Sometimes violations of federal law aren’t blatant. In late 2014, Colin Speer, a former Whole Foods employee in Florida, filed a lawsuit against the company for allegedly failing to comply with FCRA standards regarding background checks. Speer claims that Whole Foods obtained his consumer report, but he was notified of this fact in a document that also contained a release of liability. According to the law, consent for the procurement of consumer reports must be “clear and conspicuous,” so any FCRA-protected documentation requires a stand-alone disclosure form in order to obtain that information. Combining a disclosure form with a release of liability or any other document is illegal.

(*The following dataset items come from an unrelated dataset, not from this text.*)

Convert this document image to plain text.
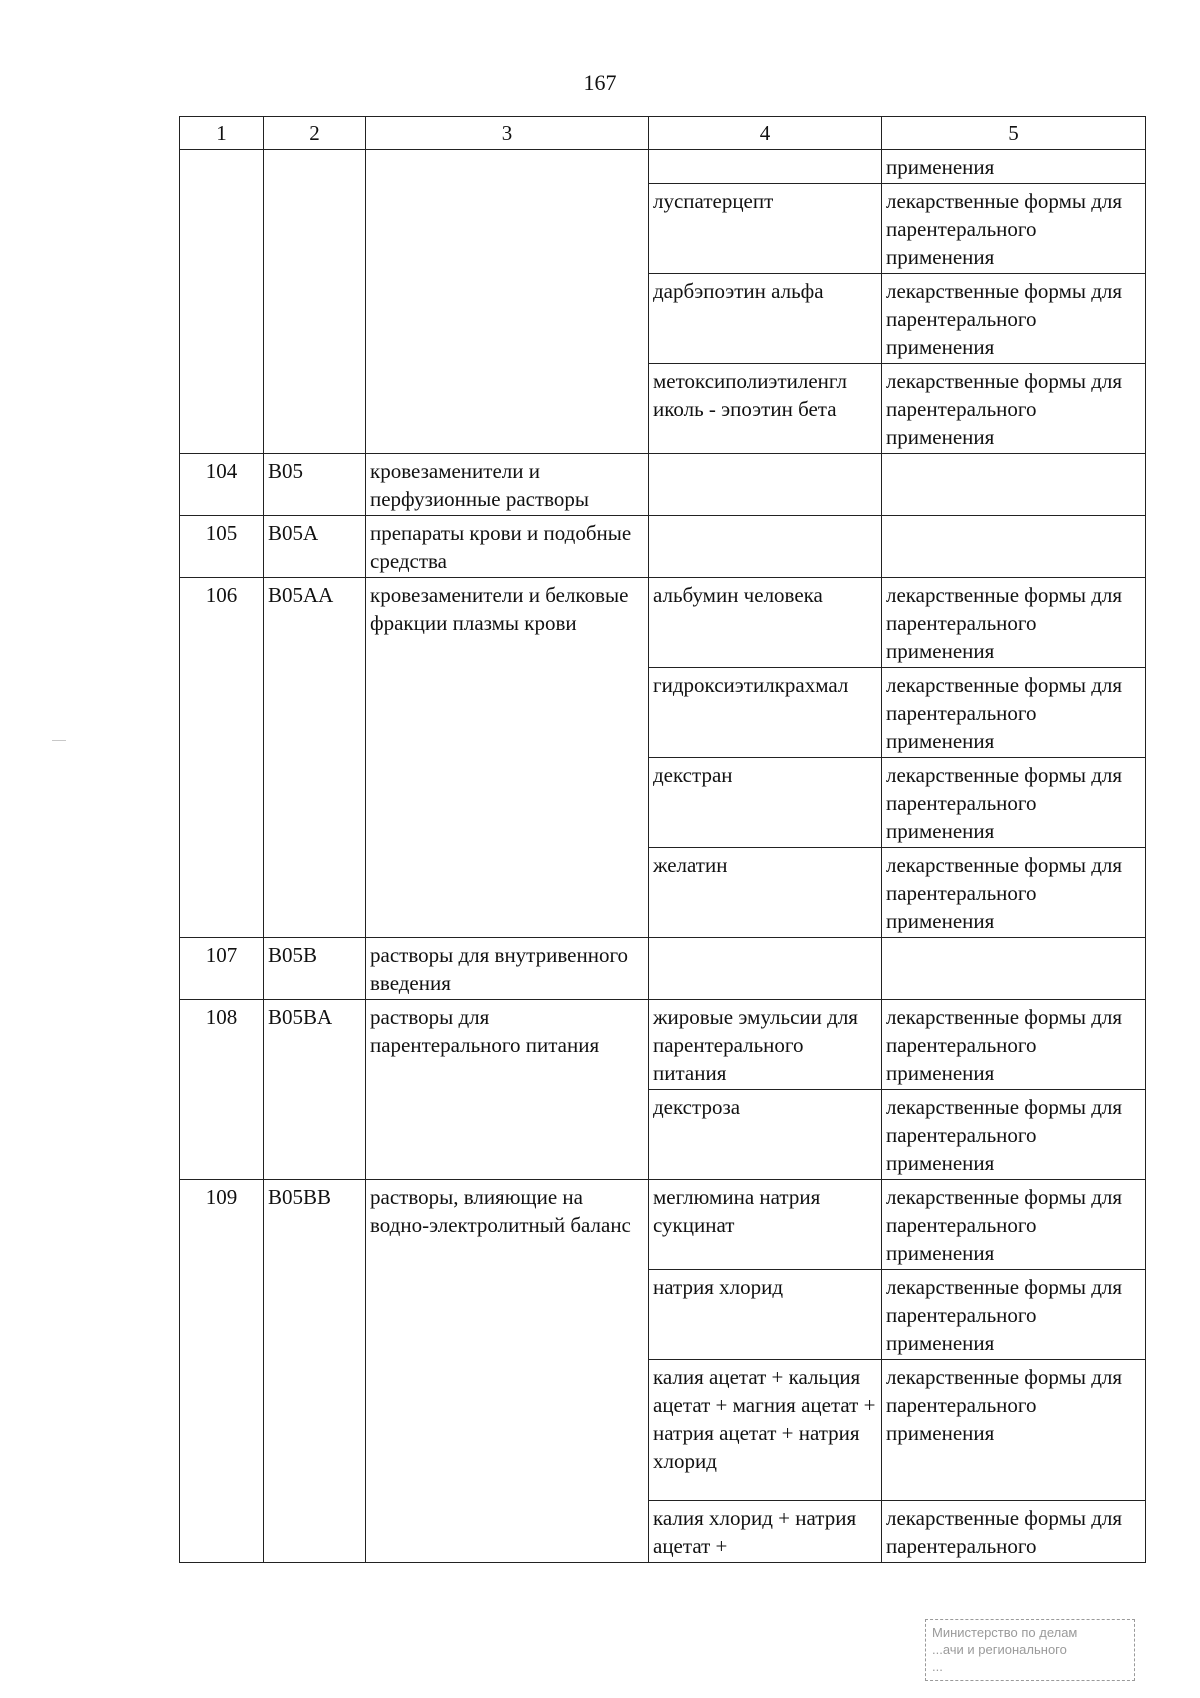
167
1	2	3	4	5
				применения
			луспатерцепт	лекарственные формы для парентерального применения
			дарбэпоэтин альфа	лекарственные формы для парентерального применения
			метоксиполиэтиленгл иколь - эпоэтин бета	лекарственные формы для парентерального применения
104	B05	кровезаменители и перфузионные растворы		
105	B05A	препараты крови и подобные средства		
106	B05AA	кровезаменители и белковые фракции плазмы крови	альбумин человека	лекарственные формы для парентерального применения
			гидроксиэтилкрахмал	лекарственные формы для парентерального применения
			декстран	лекарственные формы для парентерального применения
			желатин	лекарственные формы для парентерального применения
107	B05B	растворы для внутривенного введения		
108	B05BA	растворы для парентерального питания	жировые эмульсии для парентерального питания	лекарственные формы для парентерального применения
			декстроза	лекарственные формы для парентерального применения
109	B05BB	растворы, влияющие на водно-электролитный баланс	меглюмина натрия сукцинат	лекарственные формы для парентерального применения
			натрия хлорид	лекарственные формы для парентерального применения
			калия ацетат + кальция ацетат + магния ацетат + натрия ацетат + натрия хлорид	лекарственные формы для парентерального применения
			калия хлорид + натрия ацетат +	лекарственные формы для парентерального
Министерство по делам
...ачи и регионального
...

The FCRA (Fair Credit Reporting Act) went into effect in 1970 and serves to protect personal information (i.e. credit reports). Businesses cannot obtain a consumer report just because they have an individual’s information, and they can’t use the information they obtain however they want even if an individual provides consent. If a company wants to procure a consumer report as part of a job application or requirement, that company must provide a singular disclosure to the applicant or employee for that purpose. That individual must consent to the check, and if a job candidate loses an employment opportunity as a result of information in his/her consumer reports, the discerning company must notify that candidate in writing as to its reasoning.
Whole Foods claims that they did not violate FCRA standards, but small adjustments in documentation that do not appear “clear and conspicuous” to a prospective or current employee can have severe consequences as a result of lawsuits like the one filed by Speers. Companies have and will continue to lose millions of dollars to this type of litigation, not to mention the time spent inundated in court battles on both sides. City and state laws regarding background checks further complicate a shady business dealing, especially if a company is working with a third-party screening firm that is working under laws in a separate state. Not having a piece of paper, or even a phrase on that paper, in complete accordance with the law can result in a logistical nightmare for everyone involved.
Though the law on FCRA standards for the procurement and use of an indivdual’s confidential information is clear, not every employer complies, and they’ll keep paying for it until they do. Whole Foods is just one of many companies embroiled in an unnecessary struggle.